Na última coluna , destacamos a existência de alguns gargalos no campo que precisam ser equacionados com a maior rapidez possível. Os exemplos citados incluíram os esforços para concluir as obras de algumas ferrovias importantes para o escoamento das safras brasileiras, como a FIOL (e o porto a ela acoplado) e a FERROGRÃO, ligando Sinop , no Mato Grosso, a Miritituba, no Pará, obra essa que se encontra em análise no STF, cujo julgamento precisa ser concluído.
Na oportunidade, salientamos ainda que o acesso à cobertura de internet de qualidade (4G, 5G) é de fundamental import^ncia para, por exemplo, ajudar na disseminação das técnicas de agricultura de precisão, em que os insumos são aplicados onde há real necessidade, o que contribui para reduzir custos de aquisição e aplicação de certos itens, como fertilizantes e defensivos agrícolas. Marcos Jank, do INSPER, fala na possibilidade de redução de custos de até 70% nas compras e aplicação desses insumos, e aqui a velocidade na captação de dados e informações no campo e seu repasse aos produtores em tempo real é fator crucial para uma tomada de decisão rápida e instantânea por parte do produtor rural, visando equacionar os problemas.

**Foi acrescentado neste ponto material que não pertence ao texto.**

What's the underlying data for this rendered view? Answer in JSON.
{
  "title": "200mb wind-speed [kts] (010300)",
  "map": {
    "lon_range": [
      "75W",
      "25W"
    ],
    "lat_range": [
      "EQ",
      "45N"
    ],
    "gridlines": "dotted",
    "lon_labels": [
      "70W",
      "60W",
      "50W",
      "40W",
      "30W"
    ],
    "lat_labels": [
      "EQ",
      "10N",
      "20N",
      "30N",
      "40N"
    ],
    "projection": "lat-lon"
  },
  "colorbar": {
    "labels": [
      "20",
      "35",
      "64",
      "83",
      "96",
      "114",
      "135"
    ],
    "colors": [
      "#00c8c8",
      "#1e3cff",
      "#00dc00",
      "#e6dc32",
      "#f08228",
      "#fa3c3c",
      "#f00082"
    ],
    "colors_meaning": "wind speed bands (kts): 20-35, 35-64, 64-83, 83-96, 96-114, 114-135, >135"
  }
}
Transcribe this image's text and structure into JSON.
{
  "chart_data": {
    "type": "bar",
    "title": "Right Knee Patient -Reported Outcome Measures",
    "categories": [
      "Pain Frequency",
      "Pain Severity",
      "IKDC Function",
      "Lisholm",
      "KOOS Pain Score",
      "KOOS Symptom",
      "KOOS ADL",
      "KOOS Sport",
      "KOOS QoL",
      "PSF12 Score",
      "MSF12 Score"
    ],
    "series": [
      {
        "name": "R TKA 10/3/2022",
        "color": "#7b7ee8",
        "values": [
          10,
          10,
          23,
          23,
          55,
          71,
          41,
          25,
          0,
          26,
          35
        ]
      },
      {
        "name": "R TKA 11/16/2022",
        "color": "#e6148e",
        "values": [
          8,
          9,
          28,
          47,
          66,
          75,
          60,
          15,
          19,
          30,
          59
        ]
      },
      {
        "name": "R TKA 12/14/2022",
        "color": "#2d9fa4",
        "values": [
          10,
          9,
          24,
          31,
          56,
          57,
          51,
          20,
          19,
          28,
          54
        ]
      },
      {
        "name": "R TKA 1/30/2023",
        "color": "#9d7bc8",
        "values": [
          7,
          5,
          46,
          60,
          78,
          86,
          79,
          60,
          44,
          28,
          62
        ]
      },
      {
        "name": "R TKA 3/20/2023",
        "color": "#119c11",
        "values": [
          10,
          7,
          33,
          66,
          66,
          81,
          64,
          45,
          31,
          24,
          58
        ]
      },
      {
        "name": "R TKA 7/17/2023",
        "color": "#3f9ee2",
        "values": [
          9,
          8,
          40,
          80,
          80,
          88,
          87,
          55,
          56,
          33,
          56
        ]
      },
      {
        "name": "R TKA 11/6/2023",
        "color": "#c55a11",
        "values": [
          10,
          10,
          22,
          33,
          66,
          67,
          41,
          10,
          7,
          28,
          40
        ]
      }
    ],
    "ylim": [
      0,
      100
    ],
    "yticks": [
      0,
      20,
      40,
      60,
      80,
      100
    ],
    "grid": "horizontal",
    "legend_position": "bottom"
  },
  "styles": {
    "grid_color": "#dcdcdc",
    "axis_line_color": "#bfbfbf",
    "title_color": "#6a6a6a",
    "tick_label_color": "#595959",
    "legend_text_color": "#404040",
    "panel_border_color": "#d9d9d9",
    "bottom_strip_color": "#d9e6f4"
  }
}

Antes de dar um exemplo ilustrativo da utilidade do acesso à internet no campo, cabe pontuar que, embora tenha avançado nos últimos anos , alcançando mais de 80% das propriedades rurais, o sinal de internet na maioria das vezes se circunscreve à sede da fazenda. Algumas fontes dão conta de que 33,9% da área agrícola no Brasil estaria coberta pelo sinal 4G ou 5G. Em termos de percentual de cobertura, , em números redondos, entre 25% e 37% dos estabelecimentos rurais têm cobertura 4G ou 5G em toda a extensão territorial da fazenda (sinal integral), denotando uma taxa de cobertura relativamente baixa. Desse modo, há um grande caminho a percorrer para universalizar o acesso à internet no meio rural.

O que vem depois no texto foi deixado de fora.